Who Should Consider a MLP Investment
Endowments, IRAs, pensions, and 401(k) plans generally do not invest in MLPs because cash distributions are viewed by the IRS as “unrelated business taxable income.” If a MLP is an appropriate asset for the client, it should be held in a tra-ditional (non-retirement) brokerage account. The client should be advised that a K-1 will be generated each year. The typical mutual fund sends out 1099 forms in November while a large number of MLPs send out their K-1 in February.
Advisor and client should fully understand the distribution sharing arrangement between the GP and limited partners. If a MLP index-type investment is used, it is doubtful total compensation to the various GPs will ever be learned. Still, MLPs (which can be owned by mutual funds as of 2004) should be considered as a viable option within most portfolios. The WSJ table below lists questions the advisor should ask before recommending a specific MLP investment.
MLP Questions To Ask
[A] How are annual payments taxed?
[B] What payout portion is expected to be tax-deferred until the MLP is sold?

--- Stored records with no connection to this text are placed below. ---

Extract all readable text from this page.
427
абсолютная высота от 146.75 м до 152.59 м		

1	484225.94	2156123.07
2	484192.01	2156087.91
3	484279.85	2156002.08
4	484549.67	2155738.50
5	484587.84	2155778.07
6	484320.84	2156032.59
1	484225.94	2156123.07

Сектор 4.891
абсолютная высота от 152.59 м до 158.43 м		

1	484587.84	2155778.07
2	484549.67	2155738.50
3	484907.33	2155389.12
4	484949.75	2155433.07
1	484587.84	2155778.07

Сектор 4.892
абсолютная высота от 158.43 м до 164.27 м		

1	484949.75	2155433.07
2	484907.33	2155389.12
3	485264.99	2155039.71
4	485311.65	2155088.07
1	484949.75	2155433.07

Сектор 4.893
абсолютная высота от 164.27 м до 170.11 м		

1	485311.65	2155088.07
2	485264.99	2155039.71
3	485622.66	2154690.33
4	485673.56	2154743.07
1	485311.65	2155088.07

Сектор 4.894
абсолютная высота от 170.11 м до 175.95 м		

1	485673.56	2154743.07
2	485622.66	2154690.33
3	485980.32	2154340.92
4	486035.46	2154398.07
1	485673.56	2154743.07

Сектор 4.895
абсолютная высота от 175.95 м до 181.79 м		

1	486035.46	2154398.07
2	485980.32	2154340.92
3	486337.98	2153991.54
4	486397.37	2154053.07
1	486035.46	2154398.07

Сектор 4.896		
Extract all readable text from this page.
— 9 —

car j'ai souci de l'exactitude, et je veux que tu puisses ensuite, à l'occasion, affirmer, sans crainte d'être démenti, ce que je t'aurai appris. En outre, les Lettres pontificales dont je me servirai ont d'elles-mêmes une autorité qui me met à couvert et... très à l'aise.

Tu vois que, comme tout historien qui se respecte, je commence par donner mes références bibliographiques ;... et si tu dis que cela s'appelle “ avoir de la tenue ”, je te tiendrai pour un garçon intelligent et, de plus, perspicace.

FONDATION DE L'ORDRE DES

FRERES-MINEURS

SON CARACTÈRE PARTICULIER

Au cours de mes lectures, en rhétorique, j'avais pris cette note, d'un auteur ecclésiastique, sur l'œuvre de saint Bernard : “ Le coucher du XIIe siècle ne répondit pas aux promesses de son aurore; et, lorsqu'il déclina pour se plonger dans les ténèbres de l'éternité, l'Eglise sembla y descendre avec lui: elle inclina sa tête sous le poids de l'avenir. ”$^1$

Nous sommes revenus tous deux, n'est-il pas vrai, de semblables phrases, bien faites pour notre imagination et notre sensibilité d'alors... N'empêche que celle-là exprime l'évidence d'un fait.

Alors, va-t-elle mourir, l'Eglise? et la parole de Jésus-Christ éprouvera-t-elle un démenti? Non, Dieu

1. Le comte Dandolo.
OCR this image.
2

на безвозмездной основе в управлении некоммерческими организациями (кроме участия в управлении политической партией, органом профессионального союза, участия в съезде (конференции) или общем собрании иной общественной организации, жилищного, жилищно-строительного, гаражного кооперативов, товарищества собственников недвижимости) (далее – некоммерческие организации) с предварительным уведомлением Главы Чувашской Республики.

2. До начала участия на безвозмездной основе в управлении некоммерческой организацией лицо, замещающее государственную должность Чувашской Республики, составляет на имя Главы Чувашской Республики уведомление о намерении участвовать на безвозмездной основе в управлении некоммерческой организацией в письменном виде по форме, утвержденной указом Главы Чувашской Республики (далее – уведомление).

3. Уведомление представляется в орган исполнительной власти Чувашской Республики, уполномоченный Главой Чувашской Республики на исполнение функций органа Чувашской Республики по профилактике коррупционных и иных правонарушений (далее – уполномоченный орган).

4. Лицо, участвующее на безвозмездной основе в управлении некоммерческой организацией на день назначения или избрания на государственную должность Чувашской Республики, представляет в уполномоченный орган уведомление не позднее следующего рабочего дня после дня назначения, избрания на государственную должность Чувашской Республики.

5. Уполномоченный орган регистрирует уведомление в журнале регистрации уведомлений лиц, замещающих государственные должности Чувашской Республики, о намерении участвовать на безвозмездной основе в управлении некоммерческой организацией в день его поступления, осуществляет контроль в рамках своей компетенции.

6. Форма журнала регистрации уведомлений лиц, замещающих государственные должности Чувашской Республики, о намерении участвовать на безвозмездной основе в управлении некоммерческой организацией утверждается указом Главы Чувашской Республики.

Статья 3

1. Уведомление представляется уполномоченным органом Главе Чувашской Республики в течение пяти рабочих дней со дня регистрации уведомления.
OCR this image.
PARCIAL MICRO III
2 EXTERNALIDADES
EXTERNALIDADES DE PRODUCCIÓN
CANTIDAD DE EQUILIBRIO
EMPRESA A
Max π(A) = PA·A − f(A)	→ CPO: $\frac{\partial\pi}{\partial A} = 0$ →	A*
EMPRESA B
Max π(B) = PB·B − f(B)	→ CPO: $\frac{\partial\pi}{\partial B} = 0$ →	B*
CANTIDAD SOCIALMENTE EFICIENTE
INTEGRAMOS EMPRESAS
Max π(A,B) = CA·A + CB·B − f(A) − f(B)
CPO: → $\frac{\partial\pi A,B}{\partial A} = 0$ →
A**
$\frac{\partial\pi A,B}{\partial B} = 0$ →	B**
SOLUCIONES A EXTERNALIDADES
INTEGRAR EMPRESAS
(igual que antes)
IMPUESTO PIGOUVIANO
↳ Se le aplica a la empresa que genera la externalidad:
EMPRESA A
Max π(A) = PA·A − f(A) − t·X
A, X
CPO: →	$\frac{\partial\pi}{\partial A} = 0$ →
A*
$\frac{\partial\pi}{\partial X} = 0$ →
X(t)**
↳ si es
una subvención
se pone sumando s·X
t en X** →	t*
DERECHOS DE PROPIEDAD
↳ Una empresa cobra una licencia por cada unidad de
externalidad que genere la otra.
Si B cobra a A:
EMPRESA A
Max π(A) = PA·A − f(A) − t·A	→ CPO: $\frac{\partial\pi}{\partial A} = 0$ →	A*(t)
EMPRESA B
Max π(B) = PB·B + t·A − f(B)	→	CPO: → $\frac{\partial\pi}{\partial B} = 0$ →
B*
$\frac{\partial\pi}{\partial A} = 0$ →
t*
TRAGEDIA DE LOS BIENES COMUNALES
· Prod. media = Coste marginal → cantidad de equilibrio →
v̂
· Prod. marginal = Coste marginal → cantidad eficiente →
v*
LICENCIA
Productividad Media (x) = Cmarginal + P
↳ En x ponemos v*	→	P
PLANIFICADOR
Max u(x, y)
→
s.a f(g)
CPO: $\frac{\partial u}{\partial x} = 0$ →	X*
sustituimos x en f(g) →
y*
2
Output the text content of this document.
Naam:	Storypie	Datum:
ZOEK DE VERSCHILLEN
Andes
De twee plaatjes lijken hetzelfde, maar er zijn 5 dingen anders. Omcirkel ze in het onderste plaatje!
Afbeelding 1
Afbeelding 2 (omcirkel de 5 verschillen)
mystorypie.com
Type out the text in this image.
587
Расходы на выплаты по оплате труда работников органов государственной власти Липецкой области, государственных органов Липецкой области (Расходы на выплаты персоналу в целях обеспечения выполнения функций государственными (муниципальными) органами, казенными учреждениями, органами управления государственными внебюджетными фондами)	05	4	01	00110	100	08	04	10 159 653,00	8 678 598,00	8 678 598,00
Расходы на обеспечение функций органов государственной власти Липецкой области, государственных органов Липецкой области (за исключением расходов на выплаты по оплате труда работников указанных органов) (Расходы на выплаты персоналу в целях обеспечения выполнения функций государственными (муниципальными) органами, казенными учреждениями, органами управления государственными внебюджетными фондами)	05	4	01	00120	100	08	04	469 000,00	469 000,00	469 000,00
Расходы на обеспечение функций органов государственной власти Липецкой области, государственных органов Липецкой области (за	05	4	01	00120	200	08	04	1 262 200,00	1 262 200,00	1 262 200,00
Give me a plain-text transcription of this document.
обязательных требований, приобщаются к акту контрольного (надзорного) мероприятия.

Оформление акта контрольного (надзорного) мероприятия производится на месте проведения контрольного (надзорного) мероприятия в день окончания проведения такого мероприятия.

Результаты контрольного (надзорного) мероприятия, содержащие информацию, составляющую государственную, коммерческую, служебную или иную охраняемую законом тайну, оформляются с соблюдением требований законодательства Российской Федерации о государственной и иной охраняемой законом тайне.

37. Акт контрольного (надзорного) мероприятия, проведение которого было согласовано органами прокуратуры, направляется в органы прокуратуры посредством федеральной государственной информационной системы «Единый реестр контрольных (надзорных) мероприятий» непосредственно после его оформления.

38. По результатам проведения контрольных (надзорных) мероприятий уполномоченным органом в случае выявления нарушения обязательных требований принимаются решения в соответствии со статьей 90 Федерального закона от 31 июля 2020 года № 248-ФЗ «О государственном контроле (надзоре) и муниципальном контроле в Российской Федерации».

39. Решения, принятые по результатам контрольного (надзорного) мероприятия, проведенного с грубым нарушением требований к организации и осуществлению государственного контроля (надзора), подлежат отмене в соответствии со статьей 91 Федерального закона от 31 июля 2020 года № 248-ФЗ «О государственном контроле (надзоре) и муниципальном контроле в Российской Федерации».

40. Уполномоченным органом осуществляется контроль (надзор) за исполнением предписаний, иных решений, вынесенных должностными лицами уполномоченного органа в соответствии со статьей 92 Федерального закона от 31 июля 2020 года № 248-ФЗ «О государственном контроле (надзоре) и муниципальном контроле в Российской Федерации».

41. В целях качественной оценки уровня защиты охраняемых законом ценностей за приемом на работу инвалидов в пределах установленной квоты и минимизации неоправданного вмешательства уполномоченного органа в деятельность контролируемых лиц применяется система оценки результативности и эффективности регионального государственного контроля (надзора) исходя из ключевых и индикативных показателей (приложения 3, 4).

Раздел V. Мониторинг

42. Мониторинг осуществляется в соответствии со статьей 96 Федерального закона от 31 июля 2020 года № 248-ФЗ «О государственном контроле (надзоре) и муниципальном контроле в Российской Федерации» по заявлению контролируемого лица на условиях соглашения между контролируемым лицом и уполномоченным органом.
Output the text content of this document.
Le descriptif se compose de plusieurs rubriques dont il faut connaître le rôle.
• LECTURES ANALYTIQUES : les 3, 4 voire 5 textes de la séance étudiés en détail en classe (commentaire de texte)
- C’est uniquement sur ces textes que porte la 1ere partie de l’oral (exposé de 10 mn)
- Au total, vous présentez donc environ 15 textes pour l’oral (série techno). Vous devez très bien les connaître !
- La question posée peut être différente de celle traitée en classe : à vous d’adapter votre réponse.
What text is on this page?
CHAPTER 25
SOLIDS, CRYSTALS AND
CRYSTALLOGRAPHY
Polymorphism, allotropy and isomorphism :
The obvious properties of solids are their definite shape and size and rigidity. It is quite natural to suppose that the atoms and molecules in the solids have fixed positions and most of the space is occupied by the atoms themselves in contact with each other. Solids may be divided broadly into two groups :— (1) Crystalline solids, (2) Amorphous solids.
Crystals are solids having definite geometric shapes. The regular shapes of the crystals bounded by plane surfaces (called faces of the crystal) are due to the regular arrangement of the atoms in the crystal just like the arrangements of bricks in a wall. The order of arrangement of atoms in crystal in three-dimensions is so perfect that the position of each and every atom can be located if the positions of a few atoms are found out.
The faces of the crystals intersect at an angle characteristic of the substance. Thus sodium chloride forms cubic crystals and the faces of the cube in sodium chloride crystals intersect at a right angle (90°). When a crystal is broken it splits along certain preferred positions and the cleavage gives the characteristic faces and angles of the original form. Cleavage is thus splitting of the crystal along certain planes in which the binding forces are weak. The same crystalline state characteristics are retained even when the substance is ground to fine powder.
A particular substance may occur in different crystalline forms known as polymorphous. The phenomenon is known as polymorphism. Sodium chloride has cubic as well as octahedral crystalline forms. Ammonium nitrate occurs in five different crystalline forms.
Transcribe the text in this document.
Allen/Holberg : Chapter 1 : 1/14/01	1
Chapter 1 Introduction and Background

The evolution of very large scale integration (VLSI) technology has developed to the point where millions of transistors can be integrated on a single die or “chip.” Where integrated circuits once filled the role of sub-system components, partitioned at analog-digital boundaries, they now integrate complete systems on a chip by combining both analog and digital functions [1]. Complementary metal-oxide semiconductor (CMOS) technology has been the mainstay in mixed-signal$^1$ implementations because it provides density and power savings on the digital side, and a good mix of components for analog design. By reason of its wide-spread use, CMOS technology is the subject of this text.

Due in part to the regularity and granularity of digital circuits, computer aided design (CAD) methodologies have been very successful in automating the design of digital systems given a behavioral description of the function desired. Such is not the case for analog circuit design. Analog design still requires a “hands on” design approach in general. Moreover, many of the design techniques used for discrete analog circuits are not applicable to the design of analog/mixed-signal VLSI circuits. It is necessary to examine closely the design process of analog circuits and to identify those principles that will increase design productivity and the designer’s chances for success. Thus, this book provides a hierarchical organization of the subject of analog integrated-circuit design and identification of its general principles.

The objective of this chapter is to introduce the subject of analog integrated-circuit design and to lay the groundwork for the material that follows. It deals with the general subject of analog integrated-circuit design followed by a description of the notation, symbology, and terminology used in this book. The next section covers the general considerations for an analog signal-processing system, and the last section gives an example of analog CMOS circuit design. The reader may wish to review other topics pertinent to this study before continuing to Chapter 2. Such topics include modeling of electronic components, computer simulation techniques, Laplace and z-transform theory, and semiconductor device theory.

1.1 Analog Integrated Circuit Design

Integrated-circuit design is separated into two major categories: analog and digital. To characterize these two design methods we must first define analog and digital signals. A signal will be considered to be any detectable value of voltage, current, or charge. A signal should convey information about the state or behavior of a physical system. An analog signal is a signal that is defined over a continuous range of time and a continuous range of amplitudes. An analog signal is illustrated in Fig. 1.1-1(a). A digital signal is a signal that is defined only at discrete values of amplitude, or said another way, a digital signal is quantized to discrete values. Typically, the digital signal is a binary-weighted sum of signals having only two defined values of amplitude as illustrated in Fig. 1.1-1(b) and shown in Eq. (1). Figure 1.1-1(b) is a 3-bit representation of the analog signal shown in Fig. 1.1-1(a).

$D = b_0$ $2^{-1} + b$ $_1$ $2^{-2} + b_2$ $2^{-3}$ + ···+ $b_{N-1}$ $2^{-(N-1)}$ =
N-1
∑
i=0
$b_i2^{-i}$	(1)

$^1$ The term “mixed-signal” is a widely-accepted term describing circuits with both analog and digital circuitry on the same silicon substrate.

[C] Will client’s annual tax preparation fees increase?
[D] Are annual multistate tax filings and payments required?
[E] Will client receive a 1099 or a K-1 report?
[F] Could taxable income be generated if held in a retirement account?
[G] Tax consequences if investor makes a gift of the MLP to a person or entity?
[H] What happens if MLP investor dies?
[I] Does MLP owe corporate-level taxes and what are their expected impact?
[J] Are any distributions subject to the 3.8% net investment income tax?
[K] Is the investment subject to a sponsor’s credit risk?